Investigative actions
- Check the amount of time in between each authentication attempt.
- Investigate the reason behind the login failures and if any accounts were locked out.
- Look for any successful authentication attempts and the ratio of login success versus login failures.
- Monitor for potential abuse of MFA on users who have successfully logged in.
Variations
Suspicious intensive and short internal Login Password Spray
Synopsis
Description
An abnormally high number of login attempts within a very short period of time and suspicious automated behavior.
Attacker's Goals
An attacker may be attempting to gain unauthorized access to user accounts.
Investigative actions
- Check the amount of time in between each authentication attempt.

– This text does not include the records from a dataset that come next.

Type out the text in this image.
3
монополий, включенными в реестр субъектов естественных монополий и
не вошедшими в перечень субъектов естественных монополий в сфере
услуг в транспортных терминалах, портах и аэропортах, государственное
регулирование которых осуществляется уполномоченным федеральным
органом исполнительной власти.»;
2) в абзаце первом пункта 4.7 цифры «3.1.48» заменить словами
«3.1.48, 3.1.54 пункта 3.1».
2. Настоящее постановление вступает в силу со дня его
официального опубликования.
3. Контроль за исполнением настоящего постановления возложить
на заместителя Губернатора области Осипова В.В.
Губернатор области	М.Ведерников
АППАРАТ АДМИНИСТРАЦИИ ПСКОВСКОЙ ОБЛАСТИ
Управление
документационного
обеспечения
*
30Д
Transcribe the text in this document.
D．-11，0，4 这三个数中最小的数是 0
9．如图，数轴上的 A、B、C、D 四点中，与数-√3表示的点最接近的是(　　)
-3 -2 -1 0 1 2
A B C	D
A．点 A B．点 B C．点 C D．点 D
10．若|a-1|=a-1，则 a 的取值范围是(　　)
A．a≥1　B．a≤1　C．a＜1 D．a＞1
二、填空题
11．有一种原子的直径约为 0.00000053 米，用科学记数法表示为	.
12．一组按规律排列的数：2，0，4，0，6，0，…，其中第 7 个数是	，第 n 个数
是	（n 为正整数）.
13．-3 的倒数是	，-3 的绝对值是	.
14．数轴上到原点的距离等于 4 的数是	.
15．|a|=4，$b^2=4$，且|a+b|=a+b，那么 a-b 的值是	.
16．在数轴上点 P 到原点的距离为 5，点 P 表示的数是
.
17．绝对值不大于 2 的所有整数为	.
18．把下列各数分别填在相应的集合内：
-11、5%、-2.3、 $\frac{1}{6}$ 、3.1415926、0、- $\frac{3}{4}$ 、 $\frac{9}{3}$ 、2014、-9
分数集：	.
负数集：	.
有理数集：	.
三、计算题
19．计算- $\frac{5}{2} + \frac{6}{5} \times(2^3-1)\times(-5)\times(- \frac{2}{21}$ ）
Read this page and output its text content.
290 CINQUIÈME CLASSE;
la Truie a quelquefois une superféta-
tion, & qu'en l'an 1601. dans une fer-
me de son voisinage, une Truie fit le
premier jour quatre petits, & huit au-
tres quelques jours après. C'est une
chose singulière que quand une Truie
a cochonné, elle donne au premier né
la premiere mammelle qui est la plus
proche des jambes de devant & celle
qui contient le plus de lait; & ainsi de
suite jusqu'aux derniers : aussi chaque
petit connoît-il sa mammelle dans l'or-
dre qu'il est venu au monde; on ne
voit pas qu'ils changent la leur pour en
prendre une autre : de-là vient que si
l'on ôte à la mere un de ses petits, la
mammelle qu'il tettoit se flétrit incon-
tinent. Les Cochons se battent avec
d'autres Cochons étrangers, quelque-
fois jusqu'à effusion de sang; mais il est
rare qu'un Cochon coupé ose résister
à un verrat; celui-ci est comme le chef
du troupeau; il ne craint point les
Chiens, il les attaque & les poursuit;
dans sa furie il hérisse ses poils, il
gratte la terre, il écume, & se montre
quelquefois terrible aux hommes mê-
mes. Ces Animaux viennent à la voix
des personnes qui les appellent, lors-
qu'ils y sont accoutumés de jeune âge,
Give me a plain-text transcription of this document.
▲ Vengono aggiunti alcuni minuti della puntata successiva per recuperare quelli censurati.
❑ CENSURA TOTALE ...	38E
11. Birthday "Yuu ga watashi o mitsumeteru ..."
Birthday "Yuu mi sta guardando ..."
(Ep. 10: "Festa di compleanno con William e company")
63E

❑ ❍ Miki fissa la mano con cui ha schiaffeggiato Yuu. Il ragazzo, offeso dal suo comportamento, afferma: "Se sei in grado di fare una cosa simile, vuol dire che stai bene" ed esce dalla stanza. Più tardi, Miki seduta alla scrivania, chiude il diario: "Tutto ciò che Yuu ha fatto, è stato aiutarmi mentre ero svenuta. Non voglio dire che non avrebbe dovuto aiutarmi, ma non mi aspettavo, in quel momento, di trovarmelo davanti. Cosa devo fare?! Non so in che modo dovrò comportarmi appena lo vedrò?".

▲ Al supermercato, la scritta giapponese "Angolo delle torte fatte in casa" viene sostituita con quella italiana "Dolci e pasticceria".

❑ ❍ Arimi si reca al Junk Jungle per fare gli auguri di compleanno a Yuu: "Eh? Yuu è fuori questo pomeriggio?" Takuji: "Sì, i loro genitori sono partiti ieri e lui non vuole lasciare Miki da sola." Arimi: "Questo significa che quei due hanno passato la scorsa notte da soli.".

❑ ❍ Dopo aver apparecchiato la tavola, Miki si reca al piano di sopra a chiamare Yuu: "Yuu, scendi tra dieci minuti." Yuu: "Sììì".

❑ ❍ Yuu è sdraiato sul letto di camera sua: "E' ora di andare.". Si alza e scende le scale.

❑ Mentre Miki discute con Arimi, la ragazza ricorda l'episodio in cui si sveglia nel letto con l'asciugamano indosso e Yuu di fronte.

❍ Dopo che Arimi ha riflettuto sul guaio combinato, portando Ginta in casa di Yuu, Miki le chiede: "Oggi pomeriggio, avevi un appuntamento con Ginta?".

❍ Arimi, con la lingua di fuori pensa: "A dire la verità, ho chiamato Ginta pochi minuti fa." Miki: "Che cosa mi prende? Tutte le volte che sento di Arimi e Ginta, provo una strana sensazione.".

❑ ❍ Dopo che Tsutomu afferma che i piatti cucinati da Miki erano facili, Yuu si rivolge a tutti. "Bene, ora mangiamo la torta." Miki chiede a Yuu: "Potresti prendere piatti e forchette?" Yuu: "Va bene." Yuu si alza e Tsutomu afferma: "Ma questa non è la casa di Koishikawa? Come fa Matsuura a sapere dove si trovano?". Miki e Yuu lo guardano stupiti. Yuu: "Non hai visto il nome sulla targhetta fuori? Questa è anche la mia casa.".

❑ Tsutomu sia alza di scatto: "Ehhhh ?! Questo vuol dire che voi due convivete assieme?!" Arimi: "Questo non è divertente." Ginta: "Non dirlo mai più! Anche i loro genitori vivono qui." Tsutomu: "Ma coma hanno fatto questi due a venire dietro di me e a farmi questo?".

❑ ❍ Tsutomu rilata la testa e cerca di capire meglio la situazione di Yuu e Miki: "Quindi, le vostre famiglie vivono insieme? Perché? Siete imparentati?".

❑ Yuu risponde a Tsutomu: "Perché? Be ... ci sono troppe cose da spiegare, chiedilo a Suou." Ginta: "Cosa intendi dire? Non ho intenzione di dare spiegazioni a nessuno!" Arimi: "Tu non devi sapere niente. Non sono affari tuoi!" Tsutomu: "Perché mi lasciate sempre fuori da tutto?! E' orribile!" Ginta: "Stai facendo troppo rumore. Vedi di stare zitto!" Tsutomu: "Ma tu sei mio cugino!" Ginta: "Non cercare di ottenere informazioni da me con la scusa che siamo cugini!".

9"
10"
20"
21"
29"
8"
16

- Investigate the reason behind the login failures and if any accounts were locked out.
- Look for any successful authentication attempts and the ratio of login success versus login failures.
- Monitor for potential abuse of MFA on users who have successfully logged in.
Internal Login Password Spray with many wrong password attempts
Synopsis
Description
An abnormally high amount of user account login attempts with wrong password were seen with a wrong password within a short period of time.
Attacker's Goals
An attacker may be attempting to gain unauthorized access to user accounts.
Investigative actions
- Check the amount of time in between each authentication attempt.
- Investigate the reason behind the login failures and if any accounts were locked out.
- Look for any successful authentication attempts and the ratio of login success versus login failures.
- Monitor for potential abuse of MFA on users who have successfully logged in.
Internal Login Password Spray attempt on local user
Synopsis
Description
An abnormally high number of login attempts with the same username to different domains or local machines within a short period of time.
Attacker's Goals
An attacker may be attempting to gain unauthorized access to user accounts.
Investigative actions
- Check the amount of time in between each authentication attempt.
- Investigate the reason behind the login failures and if any accounts were locked out.
- Look for any successful authentication attempts and the ratio of login success versus login failures.
- Monitor for potential abuse of MFA on users who have successfully logged in.
Internal Login Password Spray on many users
Synopsis
Description
An abnormally high amount of user account login attempts were seen from a host within a short period of time.
This may have resulted from a login password spray attack.
Attacker's Goals
An attacker may be attempting to gain unauthorized access to user accounts.
Investigative actions
- Check the amount of time in between each authentication attempt.
- Investigate the reason behind the login failures and if any accounts were locked out.
- Look for any successful authentication attempts and the ratio of login success versus login failures.
- Monitor for potential abuse of MFA on users who have successfully logged in.